Michał Ogórek i Jerzy Bralczyk na spotkaniu autorskim w Miejskiej Bibliotece Publicznej w Szczecinie 05.06.2017 Ostatni majowy poniedziałek był upalnym dniem, a jego temperaturę podwyższył jeszcze bardziej przyjazd dwóch nietuzinkowych postaci. Gościliśmy prof. Jerzego Bralczyka i Michała Ogórka, duet, który trudno opisać jednym określeniem. Powiedzieć, że przyjechał językoznawca z dziennikarzem, to za mało, profesor z satyrykiem, również. Każde z tych nazwisk jest znane szerokiemu gronu odbiorców, niezależnie od wieku, wykształcenia, czy zainteresowań.
Dlatego sala ProMediów była wypełniona po brzegi publicznością, a wśród niej miłośnicy, fani czy po prostu osoby ciekawe obu panów znanych ze swojej pracy naukowej, publikacji, wystąpień medialnych.

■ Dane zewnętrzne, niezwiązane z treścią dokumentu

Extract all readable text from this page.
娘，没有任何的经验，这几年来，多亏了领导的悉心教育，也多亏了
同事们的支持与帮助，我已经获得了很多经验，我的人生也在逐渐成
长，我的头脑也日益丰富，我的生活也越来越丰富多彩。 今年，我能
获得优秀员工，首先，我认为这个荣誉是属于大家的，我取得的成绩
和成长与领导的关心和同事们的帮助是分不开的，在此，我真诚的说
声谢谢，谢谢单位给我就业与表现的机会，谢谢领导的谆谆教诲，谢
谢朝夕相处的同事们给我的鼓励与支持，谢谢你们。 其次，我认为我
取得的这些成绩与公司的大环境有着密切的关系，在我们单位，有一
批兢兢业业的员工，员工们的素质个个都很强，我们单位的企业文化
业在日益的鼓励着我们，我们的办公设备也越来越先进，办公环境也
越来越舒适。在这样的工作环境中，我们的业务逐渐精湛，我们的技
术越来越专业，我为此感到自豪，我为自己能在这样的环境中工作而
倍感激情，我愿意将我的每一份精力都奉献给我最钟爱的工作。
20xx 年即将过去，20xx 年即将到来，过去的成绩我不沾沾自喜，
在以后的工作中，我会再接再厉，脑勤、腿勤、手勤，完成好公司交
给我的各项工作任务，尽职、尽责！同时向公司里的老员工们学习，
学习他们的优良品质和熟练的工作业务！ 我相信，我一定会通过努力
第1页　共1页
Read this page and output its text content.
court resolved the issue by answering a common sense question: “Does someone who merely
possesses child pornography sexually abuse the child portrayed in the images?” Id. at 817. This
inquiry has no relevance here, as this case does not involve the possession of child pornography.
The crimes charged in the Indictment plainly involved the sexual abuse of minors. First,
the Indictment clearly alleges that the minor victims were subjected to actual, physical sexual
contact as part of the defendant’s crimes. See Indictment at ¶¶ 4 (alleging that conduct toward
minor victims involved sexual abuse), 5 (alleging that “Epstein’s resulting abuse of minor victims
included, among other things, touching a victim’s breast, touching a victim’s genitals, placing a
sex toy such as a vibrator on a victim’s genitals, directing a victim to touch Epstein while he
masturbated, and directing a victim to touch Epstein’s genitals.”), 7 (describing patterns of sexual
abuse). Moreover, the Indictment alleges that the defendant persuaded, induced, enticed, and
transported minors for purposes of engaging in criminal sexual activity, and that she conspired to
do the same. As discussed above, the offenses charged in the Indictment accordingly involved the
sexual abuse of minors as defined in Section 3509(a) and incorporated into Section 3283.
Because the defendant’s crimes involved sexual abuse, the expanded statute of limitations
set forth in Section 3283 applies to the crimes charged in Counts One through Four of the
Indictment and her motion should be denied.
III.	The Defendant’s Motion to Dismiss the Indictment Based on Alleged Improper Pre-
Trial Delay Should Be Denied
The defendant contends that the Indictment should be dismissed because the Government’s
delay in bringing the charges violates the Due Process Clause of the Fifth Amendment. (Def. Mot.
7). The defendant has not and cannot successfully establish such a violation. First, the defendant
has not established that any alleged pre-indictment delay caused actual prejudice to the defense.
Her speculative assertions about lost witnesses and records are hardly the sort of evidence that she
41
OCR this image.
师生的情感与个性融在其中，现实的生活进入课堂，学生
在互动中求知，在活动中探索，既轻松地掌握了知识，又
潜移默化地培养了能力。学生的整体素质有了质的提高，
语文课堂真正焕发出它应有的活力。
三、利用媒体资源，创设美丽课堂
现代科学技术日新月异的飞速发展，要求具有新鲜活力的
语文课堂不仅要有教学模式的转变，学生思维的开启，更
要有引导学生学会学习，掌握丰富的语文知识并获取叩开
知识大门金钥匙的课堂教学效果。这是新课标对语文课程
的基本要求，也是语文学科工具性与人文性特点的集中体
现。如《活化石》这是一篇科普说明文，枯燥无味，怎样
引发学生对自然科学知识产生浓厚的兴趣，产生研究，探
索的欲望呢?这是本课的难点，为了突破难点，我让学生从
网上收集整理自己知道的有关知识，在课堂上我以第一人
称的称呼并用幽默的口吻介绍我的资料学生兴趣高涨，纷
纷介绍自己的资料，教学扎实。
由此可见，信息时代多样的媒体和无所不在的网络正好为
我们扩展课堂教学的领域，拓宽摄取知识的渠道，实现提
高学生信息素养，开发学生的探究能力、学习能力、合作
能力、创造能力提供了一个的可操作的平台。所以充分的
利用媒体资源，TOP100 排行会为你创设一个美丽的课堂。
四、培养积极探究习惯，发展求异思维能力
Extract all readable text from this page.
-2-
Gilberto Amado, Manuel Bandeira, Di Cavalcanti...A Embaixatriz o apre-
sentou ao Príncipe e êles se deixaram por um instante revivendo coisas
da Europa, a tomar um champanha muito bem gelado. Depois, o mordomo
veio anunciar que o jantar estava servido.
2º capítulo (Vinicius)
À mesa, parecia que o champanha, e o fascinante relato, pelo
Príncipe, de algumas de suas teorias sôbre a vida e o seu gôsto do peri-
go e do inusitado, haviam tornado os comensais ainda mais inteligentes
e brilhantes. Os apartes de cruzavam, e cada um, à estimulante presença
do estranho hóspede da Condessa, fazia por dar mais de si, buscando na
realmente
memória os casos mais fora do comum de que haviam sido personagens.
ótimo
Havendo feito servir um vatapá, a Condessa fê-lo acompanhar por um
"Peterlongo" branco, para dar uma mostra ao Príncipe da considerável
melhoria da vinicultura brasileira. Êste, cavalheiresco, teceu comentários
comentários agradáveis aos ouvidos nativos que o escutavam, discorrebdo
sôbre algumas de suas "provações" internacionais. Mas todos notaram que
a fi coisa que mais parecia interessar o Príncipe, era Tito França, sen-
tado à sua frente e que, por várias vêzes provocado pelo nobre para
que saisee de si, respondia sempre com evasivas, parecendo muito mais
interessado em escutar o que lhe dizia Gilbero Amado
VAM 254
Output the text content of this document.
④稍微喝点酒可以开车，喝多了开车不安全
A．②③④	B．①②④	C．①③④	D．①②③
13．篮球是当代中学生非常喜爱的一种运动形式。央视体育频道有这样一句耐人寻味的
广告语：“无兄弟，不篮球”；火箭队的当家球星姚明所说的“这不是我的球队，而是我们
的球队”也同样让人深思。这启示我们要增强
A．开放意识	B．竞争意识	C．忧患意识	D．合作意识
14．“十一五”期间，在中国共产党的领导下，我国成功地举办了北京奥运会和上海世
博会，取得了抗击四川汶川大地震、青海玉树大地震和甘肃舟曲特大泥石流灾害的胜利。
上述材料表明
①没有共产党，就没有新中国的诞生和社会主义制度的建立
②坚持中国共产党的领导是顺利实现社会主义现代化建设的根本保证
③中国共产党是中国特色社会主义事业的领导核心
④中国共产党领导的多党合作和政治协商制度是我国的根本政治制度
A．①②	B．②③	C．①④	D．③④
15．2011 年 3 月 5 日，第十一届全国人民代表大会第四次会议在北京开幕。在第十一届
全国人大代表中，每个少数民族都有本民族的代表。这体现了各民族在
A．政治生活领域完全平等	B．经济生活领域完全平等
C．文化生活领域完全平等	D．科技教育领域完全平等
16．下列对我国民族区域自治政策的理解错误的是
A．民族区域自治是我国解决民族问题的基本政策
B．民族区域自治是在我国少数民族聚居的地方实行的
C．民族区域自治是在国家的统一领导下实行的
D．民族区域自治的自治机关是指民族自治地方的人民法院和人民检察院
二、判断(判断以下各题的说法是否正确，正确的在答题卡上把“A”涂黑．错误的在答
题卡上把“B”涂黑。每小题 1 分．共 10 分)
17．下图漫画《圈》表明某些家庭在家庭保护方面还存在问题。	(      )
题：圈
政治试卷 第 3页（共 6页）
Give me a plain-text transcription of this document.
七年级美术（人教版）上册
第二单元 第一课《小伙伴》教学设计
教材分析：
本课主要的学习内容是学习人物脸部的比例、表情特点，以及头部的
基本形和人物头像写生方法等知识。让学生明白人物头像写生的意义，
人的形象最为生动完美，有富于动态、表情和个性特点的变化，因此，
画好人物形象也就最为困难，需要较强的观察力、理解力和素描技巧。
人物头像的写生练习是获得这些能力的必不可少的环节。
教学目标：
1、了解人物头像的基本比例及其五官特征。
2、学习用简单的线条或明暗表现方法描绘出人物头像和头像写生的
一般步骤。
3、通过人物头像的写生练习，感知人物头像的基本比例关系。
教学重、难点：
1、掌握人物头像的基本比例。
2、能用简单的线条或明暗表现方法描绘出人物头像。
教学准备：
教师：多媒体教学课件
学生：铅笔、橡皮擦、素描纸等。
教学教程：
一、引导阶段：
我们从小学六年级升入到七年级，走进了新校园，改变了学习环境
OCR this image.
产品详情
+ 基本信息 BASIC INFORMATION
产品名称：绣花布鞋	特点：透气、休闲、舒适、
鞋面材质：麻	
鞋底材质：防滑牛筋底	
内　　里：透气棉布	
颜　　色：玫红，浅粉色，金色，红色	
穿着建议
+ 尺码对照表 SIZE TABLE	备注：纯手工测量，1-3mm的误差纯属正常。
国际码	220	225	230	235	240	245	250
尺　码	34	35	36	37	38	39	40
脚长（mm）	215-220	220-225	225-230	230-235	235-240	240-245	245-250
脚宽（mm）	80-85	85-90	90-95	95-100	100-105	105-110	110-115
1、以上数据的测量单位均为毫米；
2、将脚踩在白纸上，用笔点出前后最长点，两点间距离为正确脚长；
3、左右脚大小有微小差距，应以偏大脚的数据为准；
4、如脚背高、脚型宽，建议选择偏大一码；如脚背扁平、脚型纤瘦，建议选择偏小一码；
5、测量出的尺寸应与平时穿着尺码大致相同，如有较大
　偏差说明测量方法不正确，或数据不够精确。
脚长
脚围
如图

Język polski nie należy do łatwych, a zawiłości natury językoznawczej są polem bitwy, na którym poległ niejeden specjalista, a także amator w tej dziedzinie. Chcielibyśmy mówić poprawnie, czyli jak? Na to pytanie odmieniane przez wiele osobistych przypadków, każdy z zebranych mógł uzyskać odpowiedź podczas poniedziałkowego spotkania. Pierwsza część wizyty naszych gości upłynęła na rozmowie, nie pozbawionej punktów zapalnych, które z wdziękiem gasili mocą wieloletniej przyjaźni i doświadczenia w prowadzeniu różnego rodzaju dysput. Następnie można było zadawać naszym gościom pytania, a na koniec nastąpiła najbardziej przez niektórych wyczekiwana część spotkania - możliwość zamienienia kilku słów prywatnie z prof. Jerzym Bralczykiem i Michałem Ogórkiem, a także uzyskania autografu i wspólnej fotografii. Najbardziej budującym wydarzeniem była wizyta sporej grupy młodzieży, która otoczyła wianuszkiem profesora, zadając mu wiele nurtujących ich pytań, m .in. o przeklinanie. Czy przeklinać, kiedy wypada i czy może robić to nauczyciel, który powinien być autorytetem dla uczniów? Myślę, że młodzi ludzie byli usatysfakcjonowani odpowiedziami, których prof. Bralczyk cierpliwie im udzielał, a wsparła go w tym także jego żona, doktor psychologii, Lucyna Kirwil.
Po ponad dwóch godzinach musieliśmy pożegnać naszych gości, mamy nadzieję, że zachowają dobre wspomnienia z wizyty w Miejskiej Bibliotece w Szczecinie.